I just got a Saitek Cyborg Keyboard. It was working all good...but then i was having trobule with the programable keys. So i messed around and tried to figure out why they werent working..well in the process i found that now my computer is not even finding the keyboard:yltype:..i unstalled everything and even tried to reinstall:4-dontkno but now when it says to plug in the keyboard its not picking it up....the lights come on the keyboard....but the keys dont type...:upset:So now im really getting mad if anyone could help me it would be awesome.ray:..(at the momment im using a different keyboard)


----------



## JimE (Apr 16, 2009)

Sounds like a faulty keyboard. Regardless of the drivers or software being installed, it should be recognized and usable.


----------



## Odged (Jun 27, 2011)

I have exactly the same issue with the cyborg keyboard.
When I first installed the soft ware the keyboard wouldn't work.
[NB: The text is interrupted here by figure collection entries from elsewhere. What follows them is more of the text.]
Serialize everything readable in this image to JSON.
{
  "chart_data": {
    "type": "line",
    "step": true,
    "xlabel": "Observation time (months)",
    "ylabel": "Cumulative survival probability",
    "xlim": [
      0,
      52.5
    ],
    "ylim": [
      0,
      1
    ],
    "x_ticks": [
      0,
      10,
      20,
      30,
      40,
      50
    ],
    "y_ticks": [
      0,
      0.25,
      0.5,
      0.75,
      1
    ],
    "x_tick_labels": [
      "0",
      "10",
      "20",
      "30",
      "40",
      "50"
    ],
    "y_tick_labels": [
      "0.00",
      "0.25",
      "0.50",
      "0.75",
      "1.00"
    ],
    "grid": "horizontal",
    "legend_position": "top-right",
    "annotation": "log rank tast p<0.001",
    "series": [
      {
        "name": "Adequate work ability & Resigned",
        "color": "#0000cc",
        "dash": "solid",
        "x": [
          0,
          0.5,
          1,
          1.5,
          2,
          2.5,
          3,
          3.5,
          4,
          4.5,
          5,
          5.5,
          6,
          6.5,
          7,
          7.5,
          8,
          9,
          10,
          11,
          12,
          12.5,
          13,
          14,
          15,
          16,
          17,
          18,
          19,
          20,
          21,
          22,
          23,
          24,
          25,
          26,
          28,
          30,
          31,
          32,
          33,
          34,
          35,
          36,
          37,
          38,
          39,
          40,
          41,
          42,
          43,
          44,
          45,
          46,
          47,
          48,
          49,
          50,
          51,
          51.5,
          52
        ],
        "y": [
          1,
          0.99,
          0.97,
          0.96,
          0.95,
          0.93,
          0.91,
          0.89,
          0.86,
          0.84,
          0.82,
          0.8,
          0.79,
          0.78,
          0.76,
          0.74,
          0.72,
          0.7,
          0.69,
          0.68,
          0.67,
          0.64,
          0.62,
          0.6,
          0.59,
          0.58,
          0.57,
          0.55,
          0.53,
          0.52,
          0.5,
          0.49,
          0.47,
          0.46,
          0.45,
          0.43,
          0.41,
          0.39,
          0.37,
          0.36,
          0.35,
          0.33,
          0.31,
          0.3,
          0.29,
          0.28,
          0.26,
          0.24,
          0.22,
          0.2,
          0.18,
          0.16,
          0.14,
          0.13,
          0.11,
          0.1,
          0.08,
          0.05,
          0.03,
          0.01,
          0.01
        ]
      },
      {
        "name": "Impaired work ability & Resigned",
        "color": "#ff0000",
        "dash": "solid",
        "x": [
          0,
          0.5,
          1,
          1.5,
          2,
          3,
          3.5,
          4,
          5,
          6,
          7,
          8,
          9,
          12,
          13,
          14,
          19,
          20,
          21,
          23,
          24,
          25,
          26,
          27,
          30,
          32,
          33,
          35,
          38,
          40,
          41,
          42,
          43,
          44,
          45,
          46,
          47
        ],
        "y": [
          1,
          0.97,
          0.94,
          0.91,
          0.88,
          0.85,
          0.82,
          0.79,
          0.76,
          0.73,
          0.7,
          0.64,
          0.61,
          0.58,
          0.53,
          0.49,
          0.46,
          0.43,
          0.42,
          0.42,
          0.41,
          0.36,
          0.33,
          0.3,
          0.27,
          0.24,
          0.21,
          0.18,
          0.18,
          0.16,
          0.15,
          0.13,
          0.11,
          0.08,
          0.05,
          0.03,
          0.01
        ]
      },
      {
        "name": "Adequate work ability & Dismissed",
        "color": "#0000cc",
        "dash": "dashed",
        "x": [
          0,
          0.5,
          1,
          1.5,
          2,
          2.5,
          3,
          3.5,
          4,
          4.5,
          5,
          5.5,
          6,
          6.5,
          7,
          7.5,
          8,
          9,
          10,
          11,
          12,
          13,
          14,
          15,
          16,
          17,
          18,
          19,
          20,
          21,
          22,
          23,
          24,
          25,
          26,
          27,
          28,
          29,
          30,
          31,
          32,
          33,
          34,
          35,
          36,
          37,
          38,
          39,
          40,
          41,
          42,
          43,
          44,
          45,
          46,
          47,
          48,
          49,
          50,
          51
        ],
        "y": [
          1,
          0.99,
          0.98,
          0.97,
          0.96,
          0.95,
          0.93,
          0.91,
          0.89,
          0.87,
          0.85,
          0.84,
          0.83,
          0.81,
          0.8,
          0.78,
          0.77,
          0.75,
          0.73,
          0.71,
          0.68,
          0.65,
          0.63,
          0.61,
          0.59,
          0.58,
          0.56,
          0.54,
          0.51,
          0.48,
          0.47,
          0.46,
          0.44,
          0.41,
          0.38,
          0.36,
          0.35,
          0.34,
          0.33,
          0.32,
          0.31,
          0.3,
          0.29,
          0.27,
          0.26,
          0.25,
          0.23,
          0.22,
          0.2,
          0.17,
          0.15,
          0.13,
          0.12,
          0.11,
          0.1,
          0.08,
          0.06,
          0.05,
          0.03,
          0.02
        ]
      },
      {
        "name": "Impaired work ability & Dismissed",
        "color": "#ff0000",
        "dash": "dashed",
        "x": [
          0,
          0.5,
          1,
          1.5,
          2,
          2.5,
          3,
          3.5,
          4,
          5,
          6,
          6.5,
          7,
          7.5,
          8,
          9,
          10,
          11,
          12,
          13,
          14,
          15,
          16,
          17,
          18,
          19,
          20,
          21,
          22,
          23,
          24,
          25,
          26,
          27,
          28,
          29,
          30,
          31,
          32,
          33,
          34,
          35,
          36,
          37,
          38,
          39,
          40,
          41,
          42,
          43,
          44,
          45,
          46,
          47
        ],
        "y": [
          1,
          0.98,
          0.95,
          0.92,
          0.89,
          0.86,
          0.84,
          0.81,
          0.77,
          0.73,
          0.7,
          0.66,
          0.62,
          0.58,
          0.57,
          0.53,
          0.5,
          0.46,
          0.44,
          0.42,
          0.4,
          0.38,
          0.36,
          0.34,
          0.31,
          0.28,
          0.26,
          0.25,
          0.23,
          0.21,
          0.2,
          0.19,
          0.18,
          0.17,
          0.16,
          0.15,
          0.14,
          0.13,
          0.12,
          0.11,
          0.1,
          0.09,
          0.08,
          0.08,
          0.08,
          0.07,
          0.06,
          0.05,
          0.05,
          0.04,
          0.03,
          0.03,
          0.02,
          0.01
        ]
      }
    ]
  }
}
I also have a RAT 7 mouse which uses the same software.
After lots of messing about I managed to get both to work, and it took a lot of installing removing and reinstalling before it all worked.

A few months ago a Vista update came out, which caused the keybord lights to blink, once it happened every now and then the keyboard would stop working.

After another Vista update the keyboard started to work again.
This week exactly the same thing has happened.
The lights on the keybord blink then windows beeps saying found new usb HID and then the keyboard just lights up but the keys are unresponsive.
I have tried all day to get the thing to work, sometimes windows recognizes there is a saitek device but says there is an issue with the driver and gives a code 10 error.

If I get it working again I will try to tell you what I did.
I think it's a soft ware issues/Windows issue and the keyboard not liking something in one of the Vista updates, which knocks out the way vista recognizes the HID usb keyboard.
If I could find a way to just use the keyboard with out the saitek Mad Katz software I would.


----------



## Odged (Jun 27, 2011)

I have managed to get my RAT7 and cyborg to work.
What I did was uninstall the USB standard emulator from system control panel.
Load my Cyborg driver/SST software from CD.
Which found and loaded both the mouse and Keyboard.
The Keyboard functioned for about three key strokes and then stopped.
Went back to control panel, and found one device was unknown. 
Uninstalled the unknown device, and rebooted the PC.
On Restarting The Keyboard worked and also the mouse.
For how long I'm unsure, what normally happens is the LED lights flicker on the keyboard for a few seconds and then the keyboard stops functioning.
But removing the USB Emulator seems to be the thing that solved the problem.


----------